これは不幸にも直近で観たのがスコセッシの『キラーズ・オブ・ザ・フラワームーン』邦画では岩井俊二の『キリエのうた』のせいで、この後じゃ食い合わせが悪い。同じ和食でも割烹や懐石とかでなく観光地にあるようなカジュアルな家族レストランの映える創作和食。
ストーリーはいい。キャストも悪くない。映像もいい。音楽も挑戦してた。でも演出が好みじゃなかった。だから映画としての善し悪しでなく好き嫌いの話。
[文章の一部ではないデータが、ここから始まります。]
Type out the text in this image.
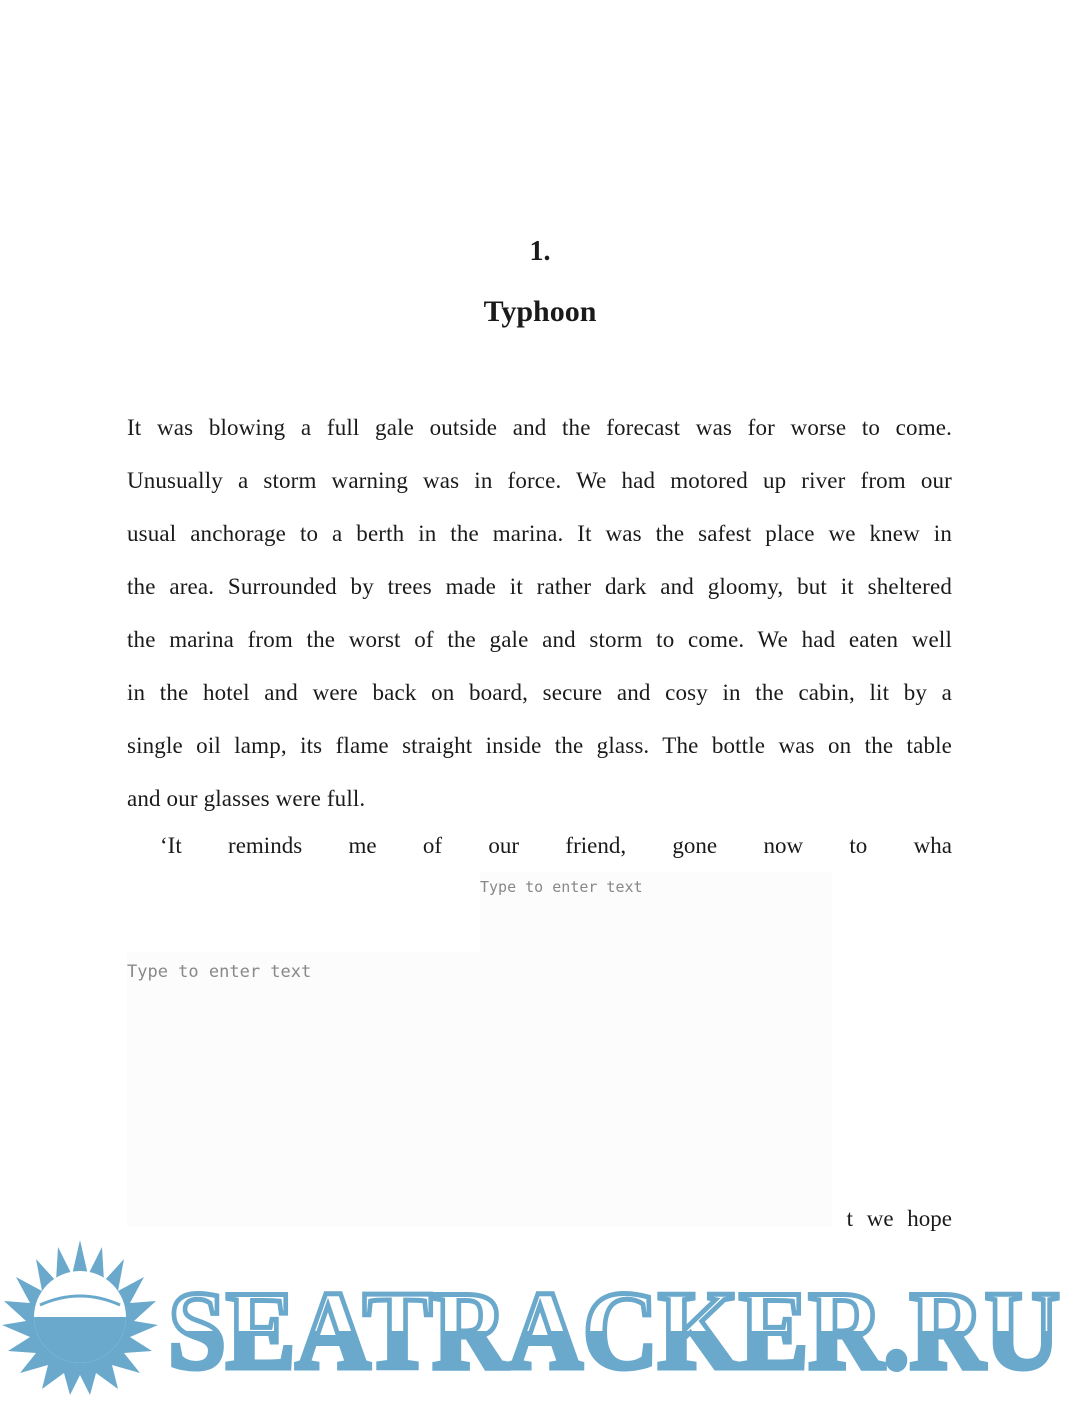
1.
Typhoon

It was blowing a full gale outside and the forecast was for worse to come.

Unusually a storm warning was in force. We had motored up river from our

usual anchorage to a berth in the marina. It was the safest place we knew in

the area. Surrounded by trees made it rather dark and gloomy, but it sheltered

the marina from the worst of the gale and storm to come. We had eaten well

in the hotel and were back on board, secure and cosy in the cabin, lit by a

single oil lamp, its flame straight inside the glass. The bottle was on the table

and our glasses were full.

‘It reminds me of our friend, gone now to wha
Type to enter text
Type to enter text
t we hope
SEATRACKER.RU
例えばあの子役、役員の血縁とかなんだろうかと疑ったくらい。これは直近で観た『キリエのうた』の子役が素晴らし過ぎたせい。
全体的に何故みんな思ったことを口にするんだろうと笑っちゃたし、いまだー!とかいちいち説明が親切過ぎる演出なんで、野暮な突っ込みは辞めてこれはそういう家族みんなで安心して観られるエンターテイメントなんだと素直に楽しんだほうがいい。きっと日本アカデミー賞を獲るんだろう。
演出以外は相当良かった。
脚本も人間ドラマがちゃんと両立してるし、ちゃんと終われてるのもいい。不発弾がメタファーなのもいいし『-1.0』というセンスもいい。
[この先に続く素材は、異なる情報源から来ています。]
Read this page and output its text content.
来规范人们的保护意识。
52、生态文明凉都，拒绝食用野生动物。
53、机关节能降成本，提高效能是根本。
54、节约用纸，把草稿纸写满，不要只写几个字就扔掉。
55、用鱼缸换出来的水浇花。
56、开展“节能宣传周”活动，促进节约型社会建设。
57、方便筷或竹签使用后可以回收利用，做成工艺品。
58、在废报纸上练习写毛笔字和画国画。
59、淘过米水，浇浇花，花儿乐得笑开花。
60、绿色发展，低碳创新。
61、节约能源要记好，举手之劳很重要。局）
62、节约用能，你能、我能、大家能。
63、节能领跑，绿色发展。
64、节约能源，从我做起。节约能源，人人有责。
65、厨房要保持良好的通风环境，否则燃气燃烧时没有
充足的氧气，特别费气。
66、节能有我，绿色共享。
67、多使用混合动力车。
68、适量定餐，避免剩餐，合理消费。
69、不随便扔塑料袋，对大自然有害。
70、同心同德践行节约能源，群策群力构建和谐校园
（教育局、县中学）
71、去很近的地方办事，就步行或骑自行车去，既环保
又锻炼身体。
キャスティングも人徳ある神木くんを選んだのは英断。彼を悪く言う人はいないだろう。
撃退方法のアイディアも相当いい。ラストもちゃんとカタルシスがある。グッとくるところはダンケルクというより逆襲のシャアを思い出した。アート映画じゃないんだから大事な人が都合よく死なないのもいい。
実はこれは戦争で死ねなかった神木くん-1.0の話で、ゴジラはもちろん幾つかの突っ込みどころも全部神木くんのPTSD幻想だったとか勝手な深読みもしてた。
ひとつ分からなかったのは何故ゴジラにみんなで敬礼してたんだろう。オリジナル版のように英霊でもあるまいし。
ハリウッド版ゴジラよりはるかに日本人の口に合う新しいゴジラ。こういうの観たかったんでしょう、というような。だだそうなると改めて如何に『シン・ゴジラ』が狂っていたかが分かる。